A major recent development is blood-based testing. In May 2025, the FDA cleared the first blood test to aid in diagnosing Alzheimer’s disease. The test measures the ratio of two proteins (pTau217 and beta-amyloid 1-42) in a standard blood draw. In clinical studies of 499 cognitively impaired adults, 91.7% of people who tested positive actually had amyloid plaques confirmed by PET scan or spinal fluid testing, and 97.3% of those who tested negative were truly negative. This blood test can reduce the need for PET scans or spinal taps, though it is not a standalone diagnostic tool and is currently intended for use in specialty settings for patients aged 55 and older who are already showing cognitive symptoms.

Functional Assessment

A key part of the diagnostic criteria for dementia, as distinct from mild cognitive impairment, is whether cognitive problems have started interfering with your ability to function independently. Doctors assess this through standardized scales and through conversations with you and your family. Basic daily activities include bathing, dressing, eating, and using the toilet. More complex tasks, called instrumental activities, include managing finances, taking medications correctly, cooking, shopping, and using transportation.

The Lawton scale, one of the most commonly used tools, scores independence in these complex tasks from 0 (fully dependent) to 8 (fully independent). A person who still scores well on these functional measures but shows clear cognitive decline on testing may be diagnosed with mild cognitive impairment rather than dementia. The distinction matters because it affects treatment planning, legal considerations, and what kind of support you might need going forward.

How the Pieces Come Together

No single result drives the diagnosis. Doctors synthesize everything: which cognitive abilities are impaired and how severely, whether daily functioning is affected, what the brain scans show, whether reversible causes have been excluded, and what the pattern of onset and progression looks like.
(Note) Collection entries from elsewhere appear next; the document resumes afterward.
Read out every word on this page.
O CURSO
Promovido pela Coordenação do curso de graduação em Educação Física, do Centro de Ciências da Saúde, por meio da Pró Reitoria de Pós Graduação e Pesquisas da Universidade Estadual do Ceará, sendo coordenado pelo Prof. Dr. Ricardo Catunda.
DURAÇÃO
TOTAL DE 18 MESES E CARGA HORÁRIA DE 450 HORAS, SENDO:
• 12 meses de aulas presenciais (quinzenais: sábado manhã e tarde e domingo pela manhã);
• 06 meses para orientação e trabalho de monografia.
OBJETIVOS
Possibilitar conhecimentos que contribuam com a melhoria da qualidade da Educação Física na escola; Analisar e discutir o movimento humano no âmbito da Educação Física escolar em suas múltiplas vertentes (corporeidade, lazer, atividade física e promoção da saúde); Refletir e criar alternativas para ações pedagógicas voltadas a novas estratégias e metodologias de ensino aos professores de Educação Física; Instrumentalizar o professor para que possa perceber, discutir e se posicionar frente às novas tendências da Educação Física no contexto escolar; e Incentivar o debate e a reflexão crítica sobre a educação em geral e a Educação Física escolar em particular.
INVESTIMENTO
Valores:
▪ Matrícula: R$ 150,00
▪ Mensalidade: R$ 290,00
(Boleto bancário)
Current diagnostic standards require a significant decline in at least one cognitive domain, such as memory, executive function, language, or visuospatial ability, that represents a clear drop from a person’s previous level. The specific combination of impaired domains, physical findings, and imaging patterns is what points toward a particular type of dementia.

The full process, from initial screening to a confident diagnosis, can take weeks to a few months, depending on how many specialists and tests are involved. Some academic medical centers have dedicated memory clinics where much of this evaluation happens in a coordinated fashion over one or two visits.